Last month, I wrote about our pool design process, and received quite a few emails about various details of the landscape. Many of the questions were about the planters that we used, and the thought process behind the plantings that were selected.
Working with my landscape architect and his favorite planter specialist, Russell Gandy of Area Garden and Design Services, we selected the Restoration Hardware Zinc estate planter for the spots on either side of the pool.
We also considered this beautiful lead planter from Authentic Provence, but it simply wasn’t in the budget. Check out their website – they have the most beautiful French, English, and Italian planters. This one is called the Hampshire planter, and is from their English collection.
I wish I had taken a picture of the boxes that the planters arrived in – I had them shipped directly to my house (usually I use a receiver who unpacks and delivers large items), and it was a huge challenge to unpack the planters and get them to the back yard! I ended up borrowing a dolly from my kids’ school, and wheeled the planters to the back. Here is a picture of one of the planters, freshly unwrapped. The zinc is dark right out of the box, however it quickly weathered when exposed to the elements.
Here is a picture of the zinc planter after it was planted. Although it is in the shadow in this picture, you can see that the zinc has already attained a beautiful soft gray patina.
I gave Russell full artistic freedom to put what he wanted in the pots, and he selected babywing begonias, ivy, and Pindo Palm. Russell thought that the beautiful arching feather leaves of the palm would provide a nice element to the yard. One other interesting feature of this type of palm is that it is one of the hardiest of the palms, and can tolerate the winter temperatures of Atlanta.
Here is a long view of the pool with the planters on either side. The planters are visible from just about every room on the main floor of the house, and I think they add a lovely and unexpected element to the yard.

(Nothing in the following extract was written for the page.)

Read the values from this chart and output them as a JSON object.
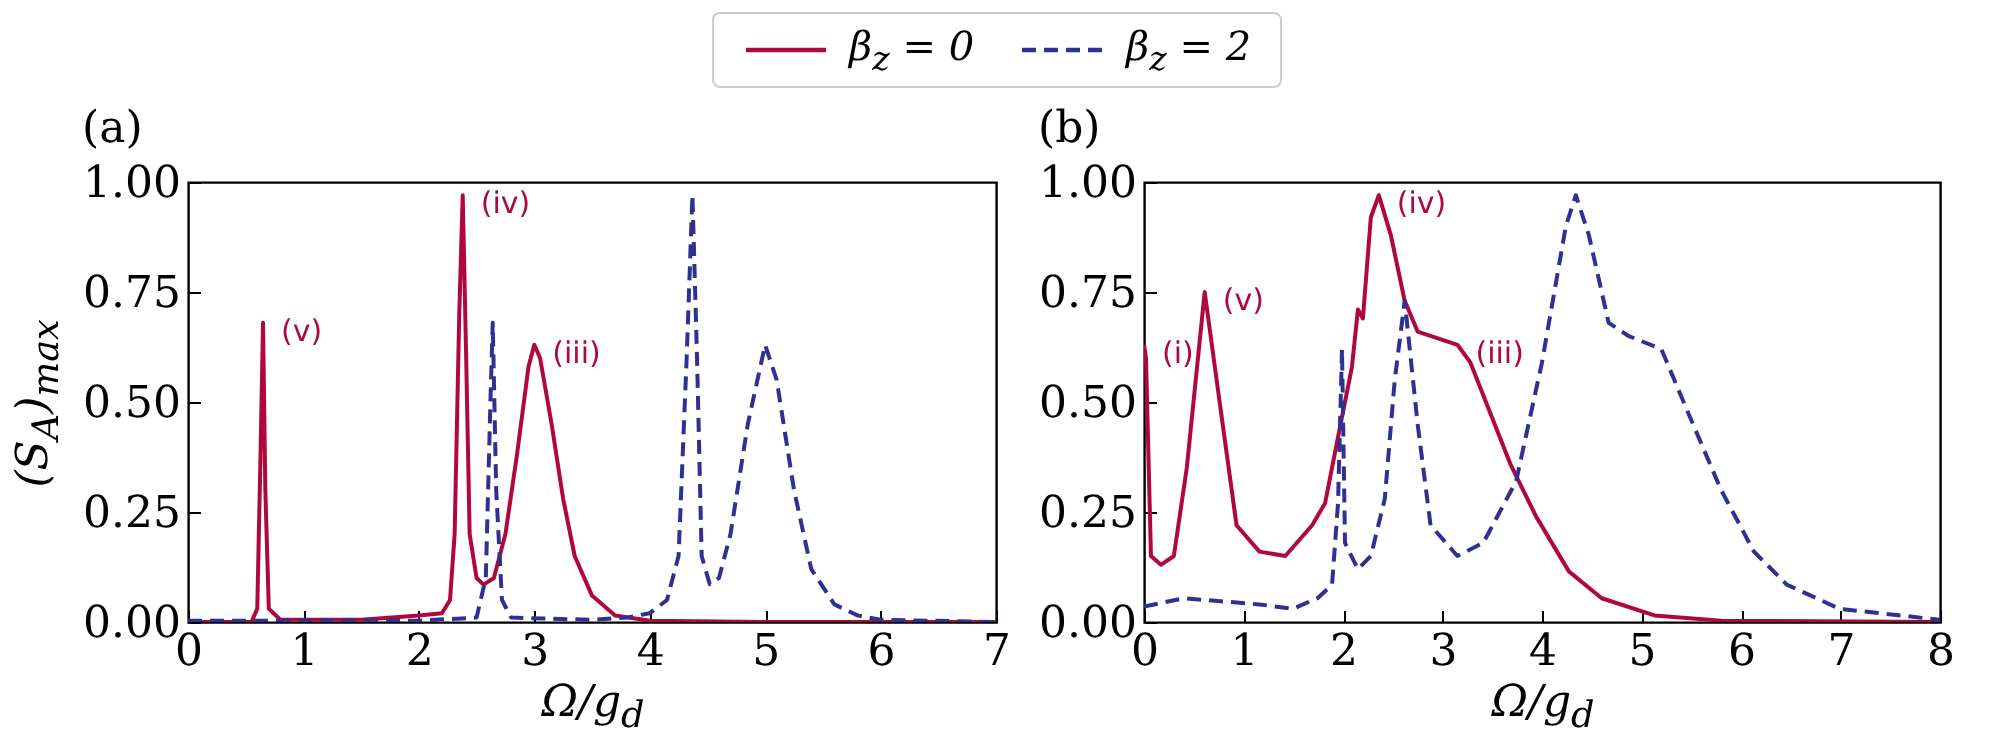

I was pleased to see these same planters were selected for a project that designer and antique store owner Loi Thai used to grace the front steps of a project he recently completed in Washington DC. Click here to see the entire post; Loi’s blog is definitely one of my favorites as it is filled with landscape design, antiques, and beautiful interiors. I love the color that Loi selected for the door, Farrow & Ball's "Blue Gray" #91.